В какой именно аудитории состоится экзамен, абитуриенты, конечно, не знали, но, оказавшись в большом помещении с чёрными партами амфитеатром, я как-то сразу успокоилась – именно здесь проходили наши занятия на подготовительных курсах. Знакомая обстановка помогла быстро сконцентрироваться, и, пробежавшись глазами по заданиям на листке, я приступила к их выполнению. Минут через двадцать аудиторию покинул первый человек, потом ещё несколько, отчего я тут же про себя подумала: «Неужели они все решили?» Выбрав тактику от простого к сложному, я без особых усилий справилась с типовыми для меня задачами, пока не упёрлась в последнюю. Перечитав задачу в шестой раз, я так и не мола определить, математическая она или откуда-то из смежных областей – то ли химии, то ли физики. Ясно было одно: простым знанием алгебры или геометрии, даже уровня вуза, её не взять – здесь требовались смекалка, логика и, возможно, ещё что-то, о чём я пока не догадывалась. Пытаясь понять, с какой стороны к ней подступиться, я исписала три листа черновика, пока вдруг не вспомнила, что что-то подобное наш учитель математики разбирала с одноклассником, поступавшим в Политехнический институт на инженера. Через минуту задача была решена, но в это самое мгновение раздалось предупреждение о том, что экзамен подходит к концу и пора закругляться. «Десять минут! Десять минут!» – набатом звучало у меня в голове, пока я с невероятной скоростью переписывала решённые задачи с черновика на чистовик. Поставив финальную точку, рванула вниз по ступенькам к столу у сцены, успев сдать задание прямо в ту секунду, кода член приёмной комиссии протяжно произнёс: «Приём работ завершён. Работы больше не принимаются».
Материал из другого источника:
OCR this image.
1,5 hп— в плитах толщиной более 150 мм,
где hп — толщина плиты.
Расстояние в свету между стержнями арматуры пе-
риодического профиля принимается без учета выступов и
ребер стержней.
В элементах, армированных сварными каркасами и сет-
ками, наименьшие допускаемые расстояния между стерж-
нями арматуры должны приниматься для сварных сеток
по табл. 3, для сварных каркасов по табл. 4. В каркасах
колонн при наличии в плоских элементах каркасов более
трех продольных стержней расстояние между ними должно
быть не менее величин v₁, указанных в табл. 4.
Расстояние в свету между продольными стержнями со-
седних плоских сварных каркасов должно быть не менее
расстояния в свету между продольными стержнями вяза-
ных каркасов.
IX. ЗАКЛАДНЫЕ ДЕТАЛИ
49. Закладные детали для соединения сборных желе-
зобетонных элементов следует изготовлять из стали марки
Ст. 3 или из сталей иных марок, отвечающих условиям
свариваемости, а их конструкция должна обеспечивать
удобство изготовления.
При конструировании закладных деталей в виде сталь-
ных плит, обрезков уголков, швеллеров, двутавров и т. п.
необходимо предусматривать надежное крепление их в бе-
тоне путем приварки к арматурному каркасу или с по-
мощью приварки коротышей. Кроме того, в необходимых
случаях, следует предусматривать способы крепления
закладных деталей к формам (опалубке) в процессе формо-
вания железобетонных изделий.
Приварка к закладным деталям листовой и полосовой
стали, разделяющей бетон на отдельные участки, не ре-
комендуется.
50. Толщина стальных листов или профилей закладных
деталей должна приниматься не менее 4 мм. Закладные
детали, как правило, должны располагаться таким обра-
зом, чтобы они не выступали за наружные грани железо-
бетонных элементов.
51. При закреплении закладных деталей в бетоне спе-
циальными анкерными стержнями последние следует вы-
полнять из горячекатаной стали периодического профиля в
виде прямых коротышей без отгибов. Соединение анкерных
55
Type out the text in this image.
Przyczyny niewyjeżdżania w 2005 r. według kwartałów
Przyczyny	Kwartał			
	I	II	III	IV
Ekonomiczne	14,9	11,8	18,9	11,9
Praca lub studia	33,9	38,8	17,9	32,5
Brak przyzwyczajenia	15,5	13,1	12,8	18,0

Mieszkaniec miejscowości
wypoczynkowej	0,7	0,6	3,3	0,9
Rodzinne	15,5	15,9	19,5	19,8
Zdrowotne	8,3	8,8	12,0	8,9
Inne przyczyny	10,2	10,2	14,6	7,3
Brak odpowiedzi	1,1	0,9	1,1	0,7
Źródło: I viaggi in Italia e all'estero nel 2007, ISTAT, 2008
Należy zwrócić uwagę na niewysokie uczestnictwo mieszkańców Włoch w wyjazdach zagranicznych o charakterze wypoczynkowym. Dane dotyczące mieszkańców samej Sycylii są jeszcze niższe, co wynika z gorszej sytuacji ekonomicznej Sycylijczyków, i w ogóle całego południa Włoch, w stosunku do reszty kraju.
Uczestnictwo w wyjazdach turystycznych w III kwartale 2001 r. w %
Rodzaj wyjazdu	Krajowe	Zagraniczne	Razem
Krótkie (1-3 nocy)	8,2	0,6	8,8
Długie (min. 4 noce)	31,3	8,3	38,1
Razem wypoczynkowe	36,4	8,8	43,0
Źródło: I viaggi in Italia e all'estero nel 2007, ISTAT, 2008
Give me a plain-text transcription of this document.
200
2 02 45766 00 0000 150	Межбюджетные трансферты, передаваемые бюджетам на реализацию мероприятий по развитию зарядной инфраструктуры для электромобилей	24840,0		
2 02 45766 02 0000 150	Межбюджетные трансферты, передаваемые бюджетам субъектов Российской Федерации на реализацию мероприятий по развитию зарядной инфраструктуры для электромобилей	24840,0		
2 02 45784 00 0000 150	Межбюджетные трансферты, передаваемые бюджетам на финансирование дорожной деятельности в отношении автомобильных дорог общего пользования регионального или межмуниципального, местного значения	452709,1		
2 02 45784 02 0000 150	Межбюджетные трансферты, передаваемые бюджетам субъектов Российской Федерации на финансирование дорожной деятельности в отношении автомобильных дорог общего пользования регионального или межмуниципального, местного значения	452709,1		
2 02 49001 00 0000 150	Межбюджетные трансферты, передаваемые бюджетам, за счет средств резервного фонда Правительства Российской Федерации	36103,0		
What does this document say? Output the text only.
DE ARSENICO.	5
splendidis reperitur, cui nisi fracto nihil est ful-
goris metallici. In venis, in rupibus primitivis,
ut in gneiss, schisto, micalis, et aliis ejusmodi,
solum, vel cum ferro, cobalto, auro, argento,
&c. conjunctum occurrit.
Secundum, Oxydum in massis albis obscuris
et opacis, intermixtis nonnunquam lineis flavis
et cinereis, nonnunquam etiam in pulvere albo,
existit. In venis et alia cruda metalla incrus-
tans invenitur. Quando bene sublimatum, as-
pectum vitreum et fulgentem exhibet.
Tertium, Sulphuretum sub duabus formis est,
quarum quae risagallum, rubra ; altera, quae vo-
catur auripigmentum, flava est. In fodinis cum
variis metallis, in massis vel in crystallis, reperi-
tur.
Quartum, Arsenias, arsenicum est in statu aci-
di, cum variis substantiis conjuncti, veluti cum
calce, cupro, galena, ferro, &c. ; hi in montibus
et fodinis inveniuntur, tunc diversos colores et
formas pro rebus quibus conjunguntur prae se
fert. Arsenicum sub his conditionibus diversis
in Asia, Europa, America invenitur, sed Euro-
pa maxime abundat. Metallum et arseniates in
Очнулась я по пути домой, когда острая резь вновь пронзила живот. Всерьёз испугавшись, я принялась высматривать подходящие для этой цели кусты, но потом поняла: живот хочет, чтобы его наконец покормили. Напряжение в голове почти ушло, и, свернув в густую тень зоопарка, я уселась на скамейку, достала из пакета шоколад и, отковыряв влипшую в растаявшую тёмно-коричневую массу «золотинку», принялась его машинально заглатывать. И пока живот радостно «уркал», мозг, словно огромная ЭВМ[2 - ЭВМ – электронно-вычислительная машина 80-х годов XX века.] на каневском заводе, в сотый раз обдумывал экзамен. В том, что я решила все задания, сомнений не было, и даже последнее сделала верно, но какой-то червячок всё равно изнутри подгрызал. Меня беспокоил тот факт, что, переписывая в спешке с черновика на чистовик, я делала это, словно «курица лапой», не особо заботясь о почерке и грамматике. Конечно, все цифры и ответы я перепроверила – всё однозначно верно, – но вот за чистописание могли придраться. «В конце концов, я же не на учителя русского языка поступаю, а на экономиста! Здесь математика важнее запятых. И тот факт, что я решила все задания, в том числе их самое каверзное, несомненно, показывает мой математический уровень подготовленности», – объяснила себе я и, успокоившись, поехала домой.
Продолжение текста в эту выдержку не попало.